Bullock has been elevated from the practice squad for the past three games, making both of his field goals and all six of his point-after attempts. York, who has been working through mechanical issues that led to his release a year after the Browns drafted him in the fourth round, has been a healthy scratch each week.
With Bullock out of practice squad elevations, the Giants have three options: 1. Promote Bullock to the active roster, cut York (and possibly re-sign him to the practice squad); 2. Promote Bullock to the active roster, keep York and carry two kickers; 3. Don’t promote Bullock, use York as the kicker.
Option No. 1 makes the most sense, but it’s unpredictable since juggling two kickers for the past three weeks has been odd.
There was confusion as the Giants’ field goal block team came onto the field for a 42-yard attempt by the Commanders in the third quarter.

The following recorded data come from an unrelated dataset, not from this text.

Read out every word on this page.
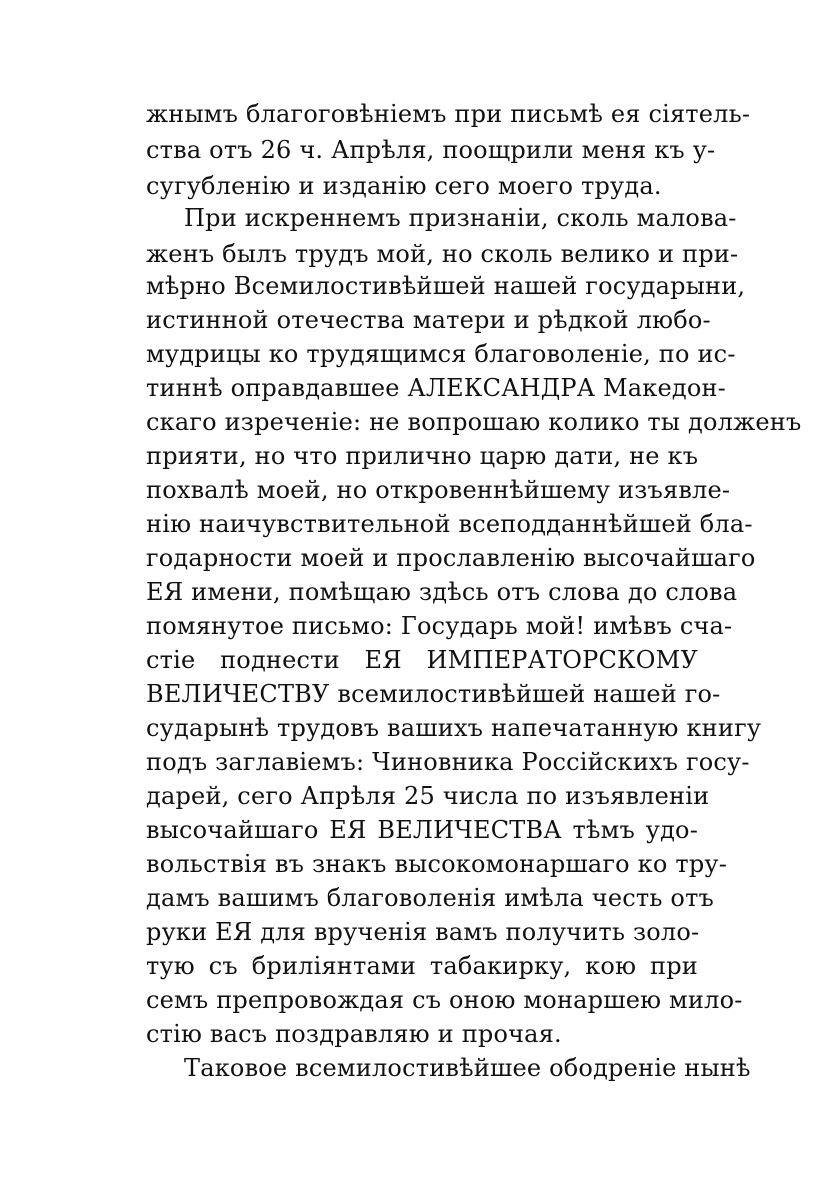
жнымъ благоговѣнiемъ при письмѣ ея сiятель-
ства отъ 26 ч. Апрѣля, поощрили меня къ у-
сугубленiю и изданiю сего моего труда.
При искреннемъ признанiи, сколь малова-
женъ былъ трудъ мой, но сколь велико и при-
мѣрно Всемилостивѣйшей нашей государыни,
истинной отечества матери и рѣдкой любо-
мудрицы ко трудящимся благоволенiе, по ис-
тиннѣ оправдавшее АЛЕКСАНДРА Македон-
скаго изреченiе: не вопрошаю колико ты долженъ
прияти, но что прилично царю дати, не къ
похвалѣ моей, но откровеннѣйшему изъявле-
нiю наичувствительной всеподданнѣйшей бла-
годарности моей и прославленiю высочайшаго
ЕЯ имени, помѣщаю здѣсь отъ слова до слова
помянутое письмо: Государь мой! имѣвъ сча-
стiе поднести ЕЯ ИМПЕРАТОРСКОМУ
ВЕЛИЧЕСТВУ всемилостивѣйшей нашей го-
сударынѣ трудовъ вашихъ напечатанную книгу
подъ заглавiемъ: Чиновника Россiйскихъ госу-
дарей, сего Апрѣля 25 числа по изъявленiи
высочайшаго ЕЯ ВЕЛИЧЕСТВА тѣмъ удо-
вольствiя въ знакъ высокомонаршаго ко тру-
дамъ вашимъ благоволенiя имѣла честь отъ
руки ЕЯ для врученiя вамъ получить золо-
тую съ брилiянтами табакирку, кою при
семъ препровождая съ оною монаршею мило-
стiю васъ поздравляю и прочая.
Таковое всемилостивѣйшее ободренiе нынѣ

The Giants wound up with only nine players on the field, with defensive linemen A’Shawn Robinson and Rakeem Nunez-Roches not in their typical spots on the line.
Commanders kicker Joey Slye, who had missed an extra point earlier in the game, got a low kick just over the hand of linebacker Carter Coughlin to make the field goal to cut the Giants’ lead to 14-12. There have been far too many substitution errors under this coaching staff, although it’s better to be missing players than to have too many in that situation.